One day while running at Ahmanson Ranch, I was admiring the stately limbs of a large valley oak, and noticed that along the margin of the canopy were several sapling oaks. As I continued my run, I found that only a few other valley oaks hosted a brood of young trees.

That oaks would sprout on the margin of the canopy made sense. There is an abundance of acorns at the ends of the limbs. It is also where water drips from the oak’s leaves on foggy days or when there is light rain or drizzle. The mix of sun and shade on the edge of the canopy is the perfect place for a young oak to thrive.

The surprise came when I took a closer look at the young trees. Most were valley oaks — the same as the shepherding tree — but in some cases the young trees were coast live oaks! And sometimes there was no obvious parent coast live oak nearby.

Of course, there are plenty of coast live oaks at Ahmanson and several ways for their acorns to find their way under a valley oak. Birds and squirrels love to stash acorns, and gravity is good at moving round things downhill.

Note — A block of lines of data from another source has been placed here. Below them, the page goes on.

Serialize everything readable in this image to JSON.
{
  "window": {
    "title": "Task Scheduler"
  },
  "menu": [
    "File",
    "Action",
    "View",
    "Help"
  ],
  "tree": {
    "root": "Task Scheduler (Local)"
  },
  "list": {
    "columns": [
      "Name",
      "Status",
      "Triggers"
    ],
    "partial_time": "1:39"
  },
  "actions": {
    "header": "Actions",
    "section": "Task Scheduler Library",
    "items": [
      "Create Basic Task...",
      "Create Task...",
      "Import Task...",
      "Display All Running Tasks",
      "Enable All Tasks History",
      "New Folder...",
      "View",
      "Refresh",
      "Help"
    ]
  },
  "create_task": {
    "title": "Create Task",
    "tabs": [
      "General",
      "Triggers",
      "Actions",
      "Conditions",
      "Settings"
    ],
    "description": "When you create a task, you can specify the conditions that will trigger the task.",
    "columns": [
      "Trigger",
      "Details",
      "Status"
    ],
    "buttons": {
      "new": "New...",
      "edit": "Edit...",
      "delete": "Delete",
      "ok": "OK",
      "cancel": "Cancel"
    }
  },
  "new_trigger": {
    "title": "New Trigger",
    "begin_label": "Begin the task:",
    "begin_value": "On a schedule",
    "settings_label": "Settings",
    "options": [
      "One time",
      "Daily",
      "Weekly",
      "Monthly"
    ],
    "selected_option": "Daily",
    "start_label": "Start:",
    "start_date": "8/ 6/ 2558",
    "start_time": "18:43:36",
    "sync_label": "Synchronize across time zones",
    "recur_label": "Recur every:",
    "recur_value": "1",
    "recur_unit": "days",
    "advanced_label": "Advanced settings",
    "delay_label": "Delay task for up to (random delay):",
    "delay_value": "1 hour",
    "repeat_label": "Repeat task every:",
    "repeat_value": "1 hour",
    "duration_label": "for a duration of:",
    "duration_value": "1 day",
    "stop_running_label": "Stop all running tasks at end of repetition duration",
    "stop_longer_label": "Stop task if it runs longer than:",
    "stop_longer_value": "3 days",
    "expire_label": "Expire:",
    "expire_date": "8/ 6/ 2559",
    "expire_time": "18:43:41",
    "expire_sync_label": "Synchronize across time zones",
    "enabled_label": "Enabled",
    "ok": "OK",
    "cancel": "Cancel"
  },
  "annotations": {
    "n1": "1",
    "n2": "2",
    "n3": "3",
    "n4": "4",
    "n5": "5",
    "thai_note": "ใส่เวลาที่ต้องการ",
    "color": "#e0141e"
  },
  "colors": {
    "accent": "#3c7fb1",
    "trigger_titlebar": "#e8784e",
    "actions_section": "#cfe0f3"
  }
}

Time is at a different scale for a tree. In my mind’s eye I accelerated time and watched as the young oaks surrounding a guardian oak grew in stature. Fire sweeps through the frame on several occasions. During one fire the old brood tree collapses and in another fire, the collapsed tree disappears from the frame. Of the young oaks that have survived, one dominates, spreading its limbs and growing large and robust. Along the margins of its canopy, I can see several sapling oaks…

Note: The young oaks in the title photo are an older brood that survived the Woolsey Fire, but many younger sapling oaks were killed. Introduced grasses, black mustard, and other introduced plants produce higher fuel loads than native equivalents and increase fire mortality.